Which is the better Model?

From the ROC

  • The one with the greater AUC, noting less than 0.5 is worse than a random guess
  • However, we get more useful information from the ROC curves e.g. does one curve generally dominate the other?

We can also determine:

  • Cutoff values that give the “best” performance
  • Values that give optimal tradeoff between TPR and FPR or for our particular circumstance

Summary

  • I claim that my classifier is better than yours
  • We have a simple method of seeing if I'm right
  • Useful validation technique for any binary classifier
  • Can be extended to non-binary classifiers
  • ROC and AUC used extensively in data mining

Lift charts

Another type of summary plot for comparing classifiers

Lift charts

  • Suppose we are going to approach a pool of customers (phone, mail-out) in the hope that they will respond in some way e.g. buy a new mortgage product
  • Produce models based on historical data that will identify customers that are likely give the desired response. - Typically a classification model quantifies this in terms of a predicted probability of being in the response class.
  • If we had a limited budget, or interested in optimising our spending,we should focus first on those likely to respond i.e. more profitable customers.
  • Lift and gain charts address this, and there are a large number of variants

Lift charts

  • There are many variants of Score ranking' charts available.
  • In every case the \( x \)-axis will be Percentile with the \( y \)-axis being something like the following:

    • Lift, Cumulative lift
    • Gain
    • % response, cumulative % response
    • % captured response, cumulative % captured response
    • Profit, Cumulative profit

Determining the \(x\)-axis

The common \( x \)-axis can be determined relatively easily.
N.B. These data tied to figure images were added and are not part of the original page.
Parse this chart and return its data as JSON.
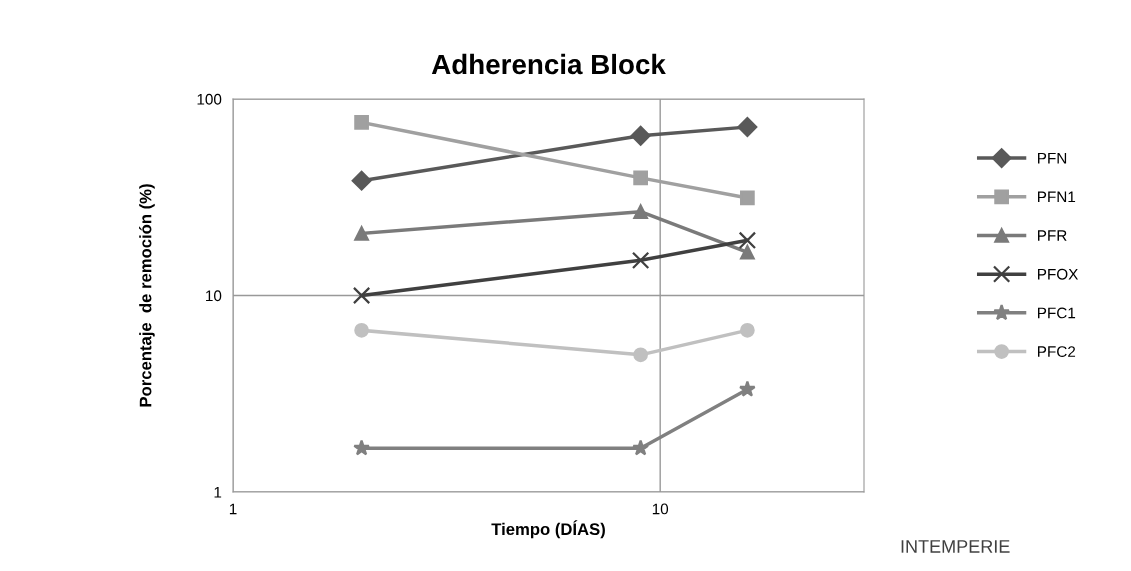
{
  "chart_data": {
    "type": "line",
    "title": "Adherencia Block",
    "xlabel": "Tiempo (DÍAS)",
    "ylabel": "Porcentaje  de remoción (%)",
    "x": [
      2,
      9,
      16
    ],
    "log": "xy",
    "xlim": [
      1,
      30
    ],
    "xticks": [
      1,
      10
    ],
    "ylim": [
      1,
      100
    ],
    "yticks": [
      1,
      10,
      100
    ],
    "grid": true,
    "legend": "right",
    "series": [
      {
        "name": "PFN",
        "color": "#595959",
        "marker": "diamond",
        "values": [
          38.4,
          65,
          72
        ]
      },
      {
        "name": "PFN1",
        "color": "#a0a0a0",
        "marker": "square",
        "values": [
          76,
          39.7,
          31.4
        ]
      },
      {
        "name": "PFR",
        "color": "#7a7a7a",
        "marker": "triangle",
        "values": [
          20.7,
          26.7,
          16.6
        ]
      },
      {
        "name": "PFOX",
        "color": "#404040",
        "marker": "cross",
        "values": [
          10,
          15.1,
          19.1
        ]
      },
      {
        "name": "PFC1",
        "color": "#808080",
        "marker": "star",
        "values": [
          1.67,
          1.67,
          3.33
        ]
      },
      {
        "name": "PFC2",
        "color": "#c0c0c0",
        "marker": "circle",
        "values": [
          6.65,
          4.99,
          6.65
        ]
      }
    ],
    "annotations": [
      "INTEMPERIE"
    ]
  }
}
  • Assume a simple 2-class classification problem that we have constructed a model for.
  • The model at some level will produce a predicted probability for each observation e.g. \( \hat{p}_i=\text{Predicted} P(y_i=1|\mathbf{x}_i) \)
  • Take the input data \( \mathbf{X} \) and produce \( \hat{p} \) for every observation (for the training, validation or test datasets as all we require is an input vector \( \mathbf{x} \)).
  • Put these in descending order - there are the values that give us our \( x \)-axis.

General chart structure

Imagine as a customer database ordered by \( \hat{p} \) - from left-to-right we are penetrating' deeper in to the database from high \( \hat{p} \) observations to low \( \hat{p} \) observations:

An implementation

  • Assume the model is intended to predict a particular class which we'll refer to as 'positives' or 'responses'
  • In most cases it is informative to consider a base-line case where there is no model:

  • In this case our observations are arranged randomly with respect to the \( x \)-axis

  • All observations have the same predicted probability of being a positive - the proportion of positives in the training dataset.

Lift

Lift

  • The ratio of % Captured Responses to the baseline % Response, in each bin.
  • The example model is doing three times as good guessing over the first few bins of the database.
  • After about 35% we do worse than guessing (we've captured most of the positives already - they are false positives beyond this).

Lift, Cumulative Lift

Cumulative Lift

  • The cumulative ratio of % Captured Responses to the baseline % Response, across the percentile bins.
  • The example model is doing twice as good guessing over the first 50% of the database.
  • If we sampled/targeted the entire database, we do no better than guessing - we would identify the same number of positives (all of them).

Why use these plots?

The utility of these charts is hopefully clear:

  • if we had a limited budget we can see what kind of level of response this would buy by targeting the (modelled) most likely responders
  • we can see how much value our model has brought to the problem (compared to a random sample of customers) - in direct monetary terms if costs are included
  • perhaps we can do a smaller campaign, as the returns diminish beyond some percentage of customers targeted
  • we can see where a level of customer targeting becomes unprofitable if the costs are known.